Dr. Anthony Fauci, the director of the National Institute of Allergy and Infectious Diseases, suspects the vaccine won’t work any better in the U.S.
“It is possible that we will experience low vaccine effectiveness against influenza A (H3N2) viruses and a relatively severe influenza season if they predominate,” Fauci and colleagues wrote in an article published recently in the New England Journal of Medicine.
However, while vaccinated people can still get sick, generally they get a milder and less dangerous form of the illness.
Also, the vaccine protects against other flu strains.
“The protection against the others is much higher — 50 to 70 percent,” Schaffner said.
Even if the flu vaccine is just 10 percent effect against H3N2, a flu shot is especially important for adults aged 50 and older. Because the influenza virus triggers an inflammatory response in the body, in the two to eight weeks after recovering, older adults have a three to five times increased risk of having a heart attack and a two to three times increased risk of having a stroke, said Schaffner.

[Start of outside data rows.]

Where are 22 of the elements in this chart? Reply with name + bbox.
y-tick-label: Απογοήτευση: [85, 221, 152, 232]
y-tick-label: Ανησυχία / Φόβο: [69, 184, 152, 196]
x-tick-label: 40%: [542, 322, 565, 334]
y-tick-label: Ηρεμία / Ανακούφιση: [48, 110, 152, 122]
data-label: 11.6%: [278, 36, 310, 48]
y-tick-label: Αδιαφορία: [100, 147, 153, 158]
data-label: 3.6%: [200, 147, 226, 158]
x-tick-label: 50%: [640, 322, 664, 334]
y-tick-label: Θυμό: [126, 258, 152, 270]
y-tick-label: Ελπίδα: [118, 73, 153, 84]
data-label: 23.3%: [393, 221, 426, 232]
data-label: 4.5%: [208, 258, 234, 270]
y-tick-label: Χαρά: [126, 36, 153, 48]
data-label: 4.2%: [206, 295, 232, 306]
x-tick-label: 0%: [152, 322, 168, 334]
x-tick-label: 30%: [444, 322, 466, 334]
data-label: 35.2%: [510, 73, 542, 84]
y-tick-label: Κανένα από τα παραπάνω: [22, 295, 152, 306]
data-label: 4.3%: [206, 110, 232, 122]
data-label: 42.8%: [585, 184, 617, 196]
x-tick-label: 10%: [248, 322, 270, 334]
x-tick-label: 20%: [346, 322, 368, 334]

H3N2 is known to cause a much more substantial inflammatory response than some of the other strains.
“We think of the influenza virus as attacking the throat, the bronchial tubes and the lungs,” he explained. “But it affects the whole body. It can involve the blood vessels, particularly those going to the heart and the brain. If they are inflamed they can clog up and that can produce a heart attack or a stroke.”
However imperfect the flu shots are, “current influenza vaccines remain a valuable public health tool, and it is always better to get vaccinated," Fauci and colleagues wrote in the Journal.
The CDC estimates that the flu shot prevented 40,000 deaths in the United States between the 2005-2006 and 2013-2014 seasons.